Once was developed from the acclaimed 2007 film of the same name by the Irish playwright Enda Walsh and retains the Academy Award-winning music of the film, written by composers Glen Hansard and Markéta Irglová. Walsh’s version originally played at the Bernard B. Jacobs Theatre on Broadway in 2012, where it was the winner of 8 Tony Awards, including Best Musical. The show recently came to London’s West End and is now showing at the Phoenix Theatre.
Once is the tale of a Guy and a Girl. Dubliner Guy is a vacuum repairman by day and underappreciated singer-songwriter by night, who is disenchanted with his unsuccessful attempts at becoming a recognised musician and about to quit the business. Then he meets a young Czech immigrant, Girl, who admires his love songs, and comes to accompany his guitar with her piano playing. The action takes place over a mere week, as the two work towards recording an album together, in collaboration with friends from the bar they play at, and a romance complicated by cultures and other factors develops.

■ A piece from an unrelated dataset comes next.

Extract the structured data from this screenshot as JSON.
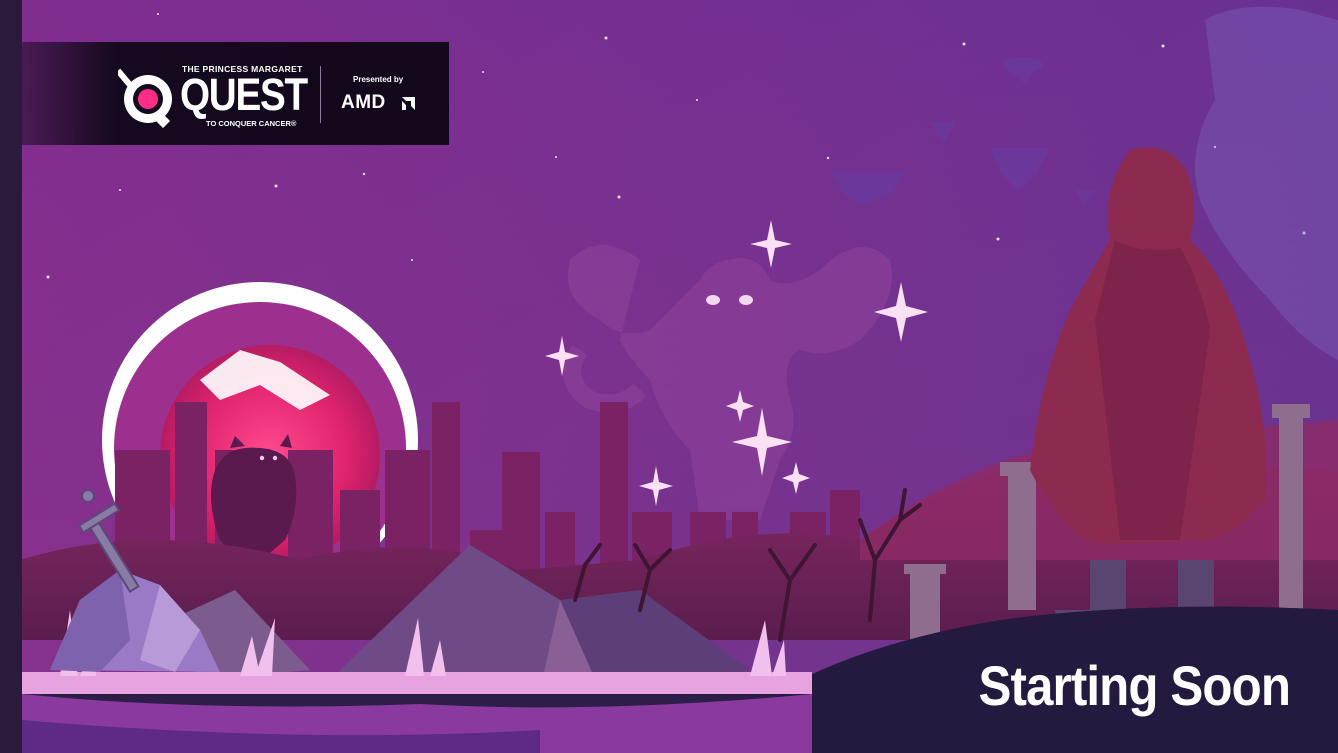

Declan Bennet, who plays Guy, is himself a singer-songwriter known in the UK and America, and has recently released his third pop album. He has also starred in the world-renowned, Tony Award-winning rock opera Rent, as Roger. Zrinka Cvitešić (Girl) began her career in theatre as a youngster, playing Cinderella in her native Croatia. She later went on to win the Sarajevo Film Festival Best Actress Award for her role in the film What Is A Man Without A Moustache? in 2006, and more recently the 2012 Bernard Wicki Award for Best Actress for her role in Michaela Kezele’s My Beautiful Country.
A particular appeal of Once, besides the eternal themes of ‘love, friendship and music’, is the fact that the actors play their own instruments live on stage. Indeed, it has been described as an ‘intimate’ production, feeling very like a ‘pub concert’ in parts (no doubt in part to the pre-show section, the actors part of a ‘pub set’, inviting audience members to join them for a drink from the bar onstage). This ‘communal’ feel of the show would appeal to younger audience members, but – although the love story doesn’t venture into the explicit – there is strong language in parts, which might concern those with very young children.
The Phoenix Theatre opened in 1930, but only began showing musicals in the 1980s. It has been host to many such productions since, notably Willy Russell’s acclaimed musical, Blood Brothers. Given this, and Once aiming with its actor-musicians to ‘unleash all the giddy exhilaration of an Irish ceilidh live on stage’, there surely couldn’t be a better venue.
All ages should appreciate Once, a vivid and vibrant embodiment of an ode to the power of music.